Jackdaw is a 2023 British action thriller film starring Oliver Jackson-Cohen, Jenna Coleman, Thomas Turgoose, and Rory McCann. It was written and directed by Jamie Childs, in his feature film debut. The film premiered at Fantastic Fest on 22 September 2023, and was released in the United Kingdom on 26 January 2024.

==Synopsis==
Set in Hartlepool in the North-East of England, over the course of a single night. The film follows a former motocross champion and army veteran who has fallen on hard times (Jackson-Cohen). He accepts a job to collect a package in the North Sea but this decision could have big ramifications for his family.

==Cast==
- Oliver Jackson-Cohen as Jack
- Jenna Coleman as Bo
- Thomas Turgoose as Craig
- Rory McCann as Armstrong
- Allan Mustafa
- Vivienne Acheampong
- Joe Blakemore as Silas
- Leon Harrop as Simon
- Austin Haynes

==Production==
The film was produced by Anton's CEO Sebastien Raybaud alongside Callum Grant, Kate Glover and writer-director Jamie Childs. William Baldy is cinematographer.

===Filming===
Principal photography took place on location in Hartlepool in February 2023. Director Jamie Childs grew up in County Durham and has discussed his desire to showcase the north-east area in his filmmaking.
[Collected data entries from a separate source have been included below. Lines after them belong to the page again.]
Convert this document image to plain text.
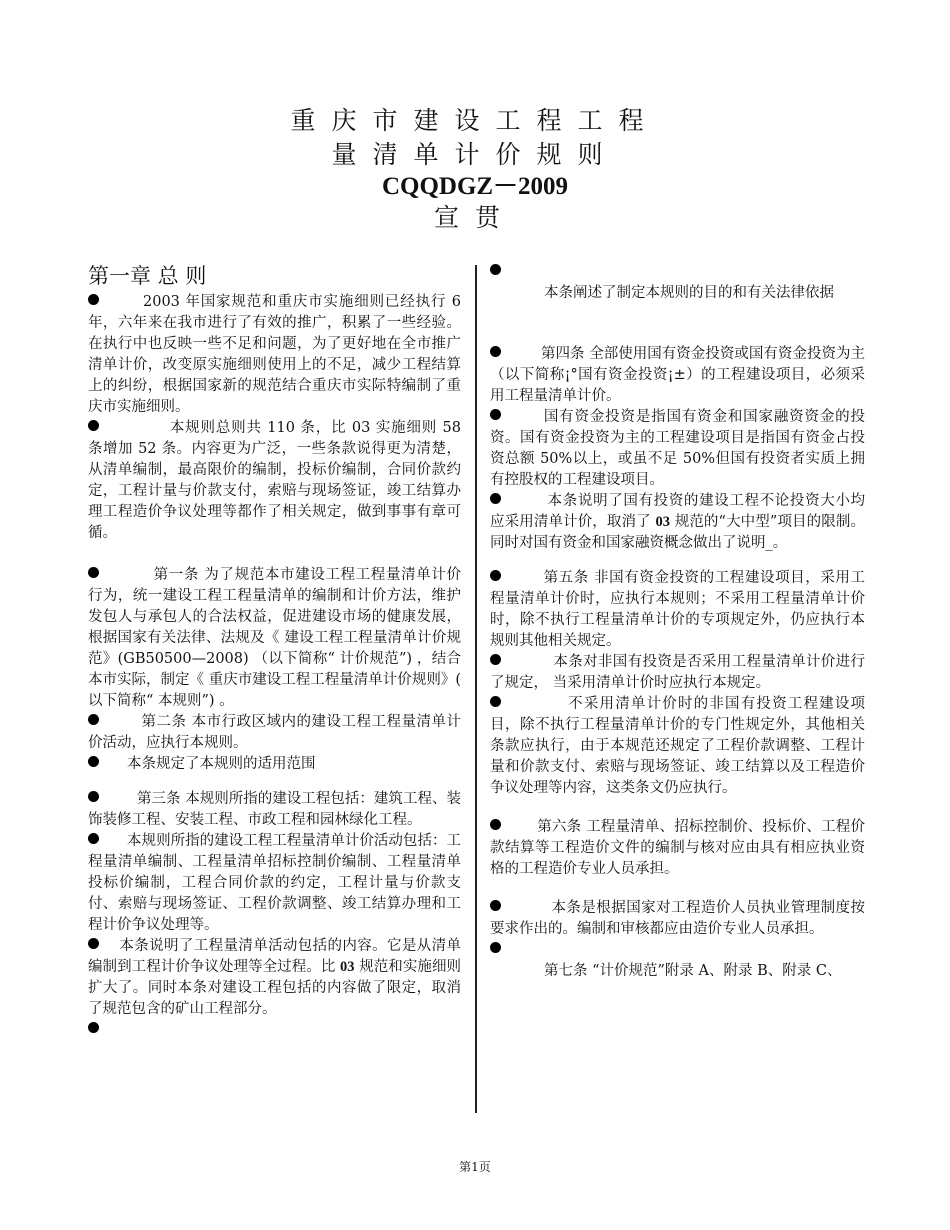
重庆市建设工程工程
量清单计价规则
CQQDGZ－2009
宣贯
第一章 总 则

2003 年国家规范和重庆市实施细则已经执行 6 年，六年来在我市进行了有效的推广，积累了一些经验。在执行中也反映一些不足和问题，为了更好地在全市推广清单计价，改变原实施细则使用上的不足，减少工程结算上的纠纷，根据国家新的规范结合重庆市实际特编制了重庆市实施细则。

本规则总则共 110 条，比 03 实施细则 58 条增加 52 条。内容更为广泛，一些条款说得更为清楚，从清单编制，最高限价的编制，投标价编制，合同价款约定，工程计量与价款支付，索赔与现场签证，竣工结算办理工程造价争议处理等都作了相关规定，做到事事有章可循。

第一条 为了规范本市建设工程工程量清单计价行为，统一建设工程工程量清单的编制和计价方法，维护发包人与承包人的合法权益，促进建设市场的健康发展，根据国家有关法律、法规及《 建设工程工程量清单计价规范》(GB50500—2008) （以下简称“ 计价规范”) ，结合本市实际，制定《 重庆市建设工程工程量清单计价规则》( 以下简称“ 本规则”) 。

第二条 本市行政区域内的建设工程工程量清单计价活动，应执行本规则。

本条规定了本规则的适用范围

第三条 本规则所指的建设工程包括：建筑工程、装饰装修工程、安装工程、市政工程和园林绿化工程。

本规则所指的建设工程工程量清单计价活动包括：工程量清单编制、工程量清单招标控制价编制、工程量清单投标价编制，工程合同价款的约定，工程计量与价款支付、索赔与现场签证、工程价款调整、竣工结算办理和工程计价争议处理等。

本条说明了工程量清单活动包括的内容。它是从清单编制到工程计价争议处理等全过程。比 03 规范和实施细则扩大了。同时本条对建设工程包括的内容做了限定，取消了规范包含的矿山工程部分。

本条阐述了制定本规则的目的和有关法律依据

第四条 全部使用国有资金投资或国有资金投资为主（以下简称¡°国有资金投资¡±）的工程建设项目，必须采用工程量清单计价。

国有资金投资是指国有资金和国家融资资金的投资。国有资金投资为主的工程建设项目是指国有资金占投资总额 50%以上，或虽不足 50%但国有投资者实质上拥有控股权的工程建设项目。

本条说明了国有投资的建设工程不论投资大小均应采用清单计价，取消了 03 规范的“大中型”项目的限制。同时对国有资金和国家融资概念做出了说明_。

第五条 非国有资金投资的工程建设项目，采用工程量清单计价时，应执行本规则；不采用工程量清单计价时，除不执行工程量清单计价的专项规定外，仍应执行本规则其他相关规定。

本条对非国有投资是否采用工程量清单计价进行了规定， 当采用清单计价时应执行本规定。

不采用清单计价时的非国有投资工程建设项目，除不执行工程量清单计价的专门性规定外，其他相关条款应执行，由于本规范还规定了工程价款调整、工程计量和价款支付、索赔与现场签证、竣工结算以及工程造价争议处理等内容，这类条文仍应执行。

第六条 工程量清单、招标控制价、投标价、工程价款结算等工程造价文件的编制与核对应由具有相应执业资格的工程造价专业人员承担。

本条是根据国家对工程造价人员执业管理制度按要求作出的。编制和审核都应由造价专业人员承担。

第七条 “计价规范”附录 A、附录 B、附录 C、

第1页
Filming locations also include Tees Valley, around Seal Sands, Nunthorpe, Redcar and the North Sea.

==Release==
The world premiere of Jackdaw took place at Fantastic Fest in Austin, Texas in September 2023. The film held its UK premiere at Showcase Cinema de Lux in Stockton-on-Tees on 24 January 2024. It was released in cinemas in the United Kingdom on 26 January 2024.